Who’s afraid of the Chinese juggernaut? In Foreign Policy Dinny McMahon visits China  National Erzhong Group’s factory campus and finds a massive an overmanned, inefficient and underutilized factory. It was set up to forge massive metal parts such as crankshafts for cargo ships and the blades for hydroelectric power turbines but now sits mostly idle because of substandard quality and lack of demand. McMahon sees it as emblematic of the waste and inefficiency endemic to Chinese state capitalism and a reason to take predictions of China’s inevitable technological supremacy with a grain of salt.

I am, says this company. American Semiconductor says it was almost destroyed by its Chinese joint-venture partner, Sinovel, according to CNN. To sell wind turbines in China the Massachusetts-based company was required to enter a joint venture with a Chinese partner. American Semiconductor supplied the technology, Sinovel built the turbines. But in 2011 the two got into a payment dispute that slashed the American company’s stock price. The company says an investigation discovered that Sinovel had bribed an employee of American Semiconductor to turn over its source code for its wind turbine control software. Sinovel was found guilty of stealing trade secrets in U.S. court.
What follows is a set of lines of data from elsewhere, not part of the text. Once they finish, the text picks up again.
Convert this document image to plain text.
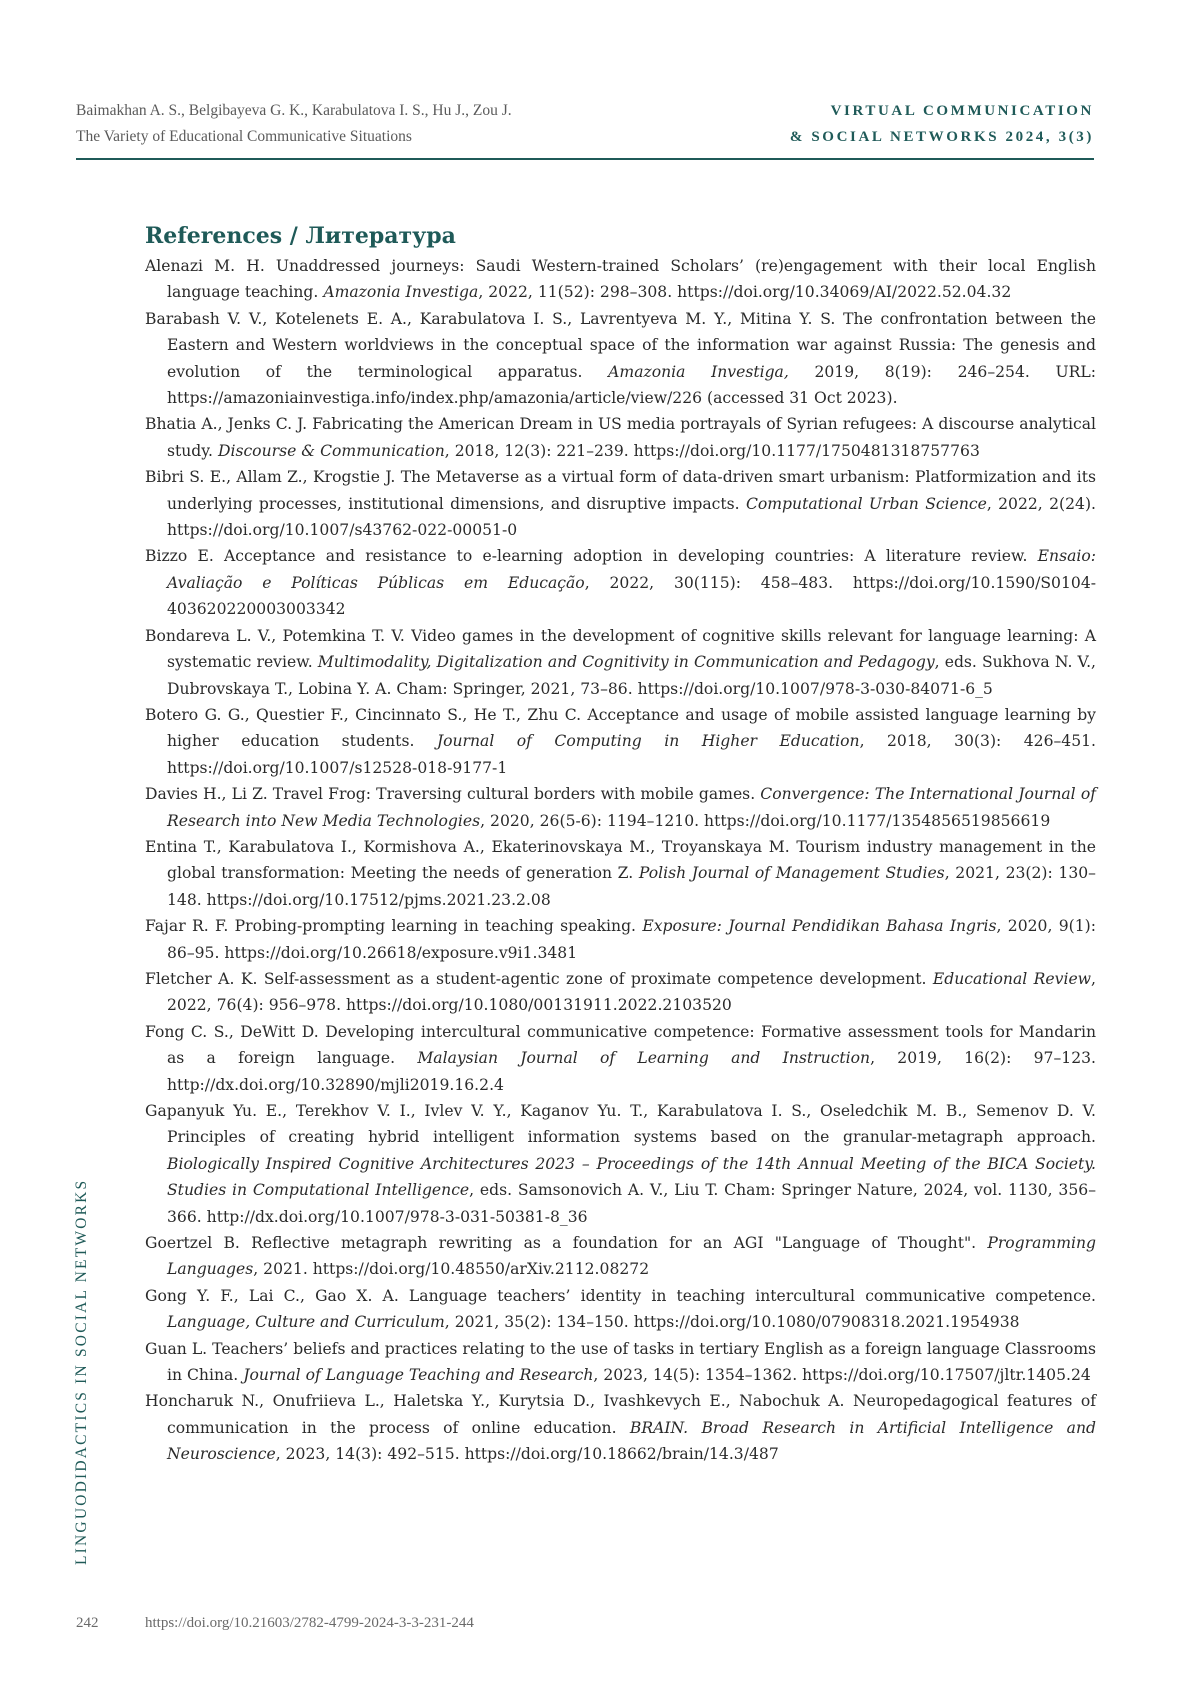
Baimakhan A. S., Belgibayeva G. K., Karabulatova I. S., Hu J., Zou J.
The Variety of Educational Communicative Situations
VIRTUAL COMMUNICATION
& SOCIAL NETWORKS 2024, 3(3)
References / Литература
Alenazi M. H. Unaddressed journeys: Saudi Western-trained Scholars’ (re)engagement with their local English language teaching. Amazonia Investiga, 2022, 11(52): 298–308. https://doi.org/10.34069/AI/2022.52.04.32
Barabash V. V., Kotelenets E. A., Karabulatova I. S., Lavrentyeva M. Y., Mitina Y. S. The confrontation between the Eastern and Western worldviews in the conceptual space of the information war against Russia: The genesis and evolution of the terminological apparatus. Amazonia Investiga, 2019, 8(19): 246–254. URL: https://amazoniainvestiga.info/index.php/amazonia/article/view/226 (accessed 31 Oct 2023).
Bhatia A., Jenks C. J. Fabricating the American Dream in US media portrayals of Syrian refugees: A discourse analytical study. Discourse & Communication, 2018, 12(3): 221–239. https://doi.org/10.1177/1750481318757763
Bibri S. E., Allam Z., Krogstie J. The Metaverse as a virtual form of data-driven smart urbanism: Platformization and its underlying processes, institutional dimensions, and disruptive impacts. Computational Urban Science, 2022, 2(24). https://doi.org/10.1007/s43762-022-00051-0
Bizzo E. Acceptance and resistance to e-learning adoption in developing countries: A literature review. Ensaio: Avaliação e Políticas Públicas em Educação, 2022, 30(115): 458–483. https://doi.org/10.1590/S0104-403620220003003342
Bondareva L. V., Potemkina T. V. Video games in the development of cognitive skills relevant for language learning: A systematic review. Multimodality, Digitalization and Cognitivity in Communication and Pedagogy, eds. Sukhova N. V., Dubrovskaya T., Lobina Y. A. Cham: Springer, 2021, 73–86. https://doi.org/10.1007/978-3-030-84071-6_5
Botero G. G., Questier F., Cincinnato S., He T., Zhu C. Acceptance and usage of mobile assisted language learning by higher education students. Journal of Computing in Higher Education, 2018, 30(3): 426–451. https://doi.org/10.1007/s12528-018-9177-1
Davies H., Li Z. Travel Frog: Traversing cultural borders with mobile games. Convergence: The International Journal of Research into New Media Technologies, 2020, 26(5-6): 1194–1210. https://doi.org/10.1177/1354856519856619
Entina T., Karabulatova I., Kormishova A., Ekaterinovskaya M., Troyanskaya M. Tourism industry management in the global transformation: Meeting the needs of generation Z. Polish Journal of Management Studies, 2021, 23(2): 130–148. https://doi.org/10.17512/pjms.2021.23.2.08
Fajar R. F. Probing-prompting learning in teaching speaking. Exposure: Journal Pendidikan Bahasa Ingris, 2020, 9(1): 86–95. https://doi.org/10.26618/exposure.v9i1.3481
Fletcher A. K. Self-assessment as a student-agentic zone of proximate competence development. Educational Review, 2022, 76(4): 956–978. https://doi.org/10.1080/00131911.2022.2103520
Fong C. S., DeWitt D. Developing intercultural communicative competence: Formative assessment tools for Mandarin as a foreign language. Malaysian Journal of Learning and Instruction, 2019, 16(2): 97–123. http://dx.doi.org/10.32890/mjli2019.16.2.4
Gapanyuk Yu. E., Terekhov V. I., Ivlev V. Y., Kaganov Yu. T., Karabulatova I. S., Oseledchik M. B., Semenov D. V. Principles of creating hybrid intelligent information systems based on the granular-metagraph approach. Biologically Inspired Cognitive Architectures 2023 – Proceedings of the 14th Annual Meeting of the BICA Society. Studies in Computational Intelligence, eds. Samsonovich A. V., Liu T. Cham: Springer Nature, 2024, vol. 1130, 356–366. http://dx.doi.org/10.1007/978-3-031-50381-8_36
Goertzel B. Reflective metagraph rewriting as a foundation for an AGI "Language of Thought". Programming Languages, 2021. https://doi.org/10.48550/arXiv.2112.08272
Gong Y. F., Lai C., Gao X. A. Language teachers’ identity in teaching intercultural communicative competence. Language, Culture and Curriculum, 2021, 35(2): 134–150. https://doi.org/10.1080/07908318.2021.1954938
Guan L. Teachers’ beliefs and practices relating to the use of tasks in tertiary English as a foreign language Classrooms in China. Journal of Language Teaching and Research, 2023, 14(5): 1354–1362. https://doi.org/10.17507/jltr.1405.24
Honcharuk N., Onufriieva L., Haletska Y., Kurytsia D., Ivashkevych E., Nabochuk A. Neuropedagogical features of communication in the process of online education. BRAIN. Broad Research in Artificial Intelligence and Neuroscience, 2023, 14(3): 492–515. https://doi.org/10.18662/brain/14.3/487
LINGUODIDACTICS IN SOCIAL NETWORKS
242	https://doi.org/10.21603/2782-4799-2024-3-3-231-244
The backlash against globalization comes at the wrong time:  In the New York Times, Neil Irwin writes that the backlash, epitomized by President Donald Trump’s tariffs against solar panels, washing machines, steel, aluminum and practically anything made in China, is “too late to do much to save the working-class jobs that were lost, but early enough to risk damaging the ability of rich nations to sell advanced goods and services to the rapidly expanding global middle class.”